He explained that, despite the situation being reported as grave, there could be a relatively straightforward solution in his view.
“It’s easy to get lost in the many headlines proclaiming impending doom for Italy’s banking system, especially following the “No” vote in the constitutional referendum, or in the complex details of state aid and debt burden sharing,” Bodereau said.
“But in our view, the big picture is simple. Italian banks are burdened by a large stock of bad loans which they have valued at prices higher than market participants are willing to pay. In our view, to unblock the situation, the banks need to mark down the value of the loans as well as raise equity to shore up their balance sheets.”
Bolster bank balance sheets
Bodereau said that the cost of this kind of intervention is ‘manageable.’
“We estimate that around €30bn (£26.2bn, $31.8bn) to €40bn of equity injections are required to bolster Italian bank balance sheets,” he said. “First, €30-40bn is not a large number in the context of Italy’s economy. Compared with the banking crisis in Ireland, which cost around 30% of GDP to resolve, and in Spain which cost close to 10%, the Italian banking crisis likely could be resolved at a cost of around 2% of the nation’s GDP.”
He also noted that a a significant portion of the needed funding could likely be met by the private sector, in a similar way to the large recapitalisation package being put together by UniCredit.

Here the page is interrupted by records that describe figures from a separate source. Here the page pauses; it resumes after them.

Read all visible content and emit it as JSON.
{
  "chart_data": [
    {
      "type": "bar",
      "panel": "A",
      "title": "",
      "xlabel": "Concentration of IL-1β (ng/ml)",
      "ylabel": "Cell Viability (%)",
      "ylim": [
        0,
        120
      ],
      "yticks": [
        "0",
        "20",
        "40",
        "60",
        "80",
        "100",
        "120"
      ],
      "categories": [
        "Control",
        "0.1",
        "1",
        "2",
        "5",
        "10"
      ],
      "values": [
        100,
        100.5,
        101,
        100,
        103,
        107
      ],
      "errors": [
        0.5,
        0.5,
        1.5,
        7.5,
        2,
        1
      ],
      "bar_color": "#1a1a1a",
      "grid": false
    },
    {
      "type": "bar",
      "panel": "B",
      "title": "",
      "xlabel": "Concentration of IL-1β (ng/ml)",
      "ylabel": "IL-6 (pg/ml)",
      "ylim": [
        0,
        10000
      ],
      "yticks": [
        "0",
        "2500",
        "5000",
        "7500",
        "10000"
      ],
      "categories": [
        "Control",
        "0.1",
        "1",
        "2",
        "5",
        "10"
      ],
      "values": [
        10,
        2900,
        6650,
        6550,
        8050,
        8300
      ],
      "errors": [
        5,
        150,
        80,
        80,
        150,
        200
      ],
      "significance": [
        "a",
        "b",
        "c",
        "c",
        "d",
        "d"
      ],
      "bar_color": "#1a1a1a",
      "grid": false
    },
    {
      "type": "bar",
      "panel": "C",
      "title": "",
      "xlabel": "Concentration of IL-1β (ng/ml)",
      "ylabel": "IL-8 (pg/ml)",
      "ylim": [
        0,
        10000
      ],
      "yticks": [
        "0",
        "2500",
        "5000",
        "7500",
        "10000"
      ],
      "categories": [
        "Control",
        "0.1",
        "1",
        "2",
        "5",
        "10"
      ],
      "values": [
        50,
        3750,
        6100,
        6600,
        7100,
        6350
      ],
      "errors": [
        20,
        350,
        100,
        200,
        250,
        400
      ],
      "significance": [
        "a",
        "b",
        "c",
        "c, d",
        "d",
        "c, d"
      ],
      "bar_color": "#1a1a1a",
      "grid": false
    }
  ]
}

The taxpayer portion could ultimately mitigated by the conversion of subordinated debt into equity, he added. Taking all this into account the final cost to Italian taxpayers of such a recapitalisation could be as low around €10bn, Bodereau noted.
Significant risk remains
He conceded however that even though a solution seems readily available, significant risk remains.
“Of course, things could also get worse. Recapitalisation decisions could get postponed or cancelled to fit the political calendar. Or fears of subordinated debt conversion could lead people to withdraw deposits from the more troubled institutions, weakening them further. It is also likely that more NPL skeletons will come out of the closet.”
In terms of profiting from European banks as an investor the value is at at the bottom of the capital structure in eurozone banks such as in AT1s and equities in Bodereau’s view, but he acknowledges the volatility ahead. He also favours Spanish and Irish banks over Italian ones. Although Italy’s NPLs may be manageable that ‘does not mean it will be a smooth ride.’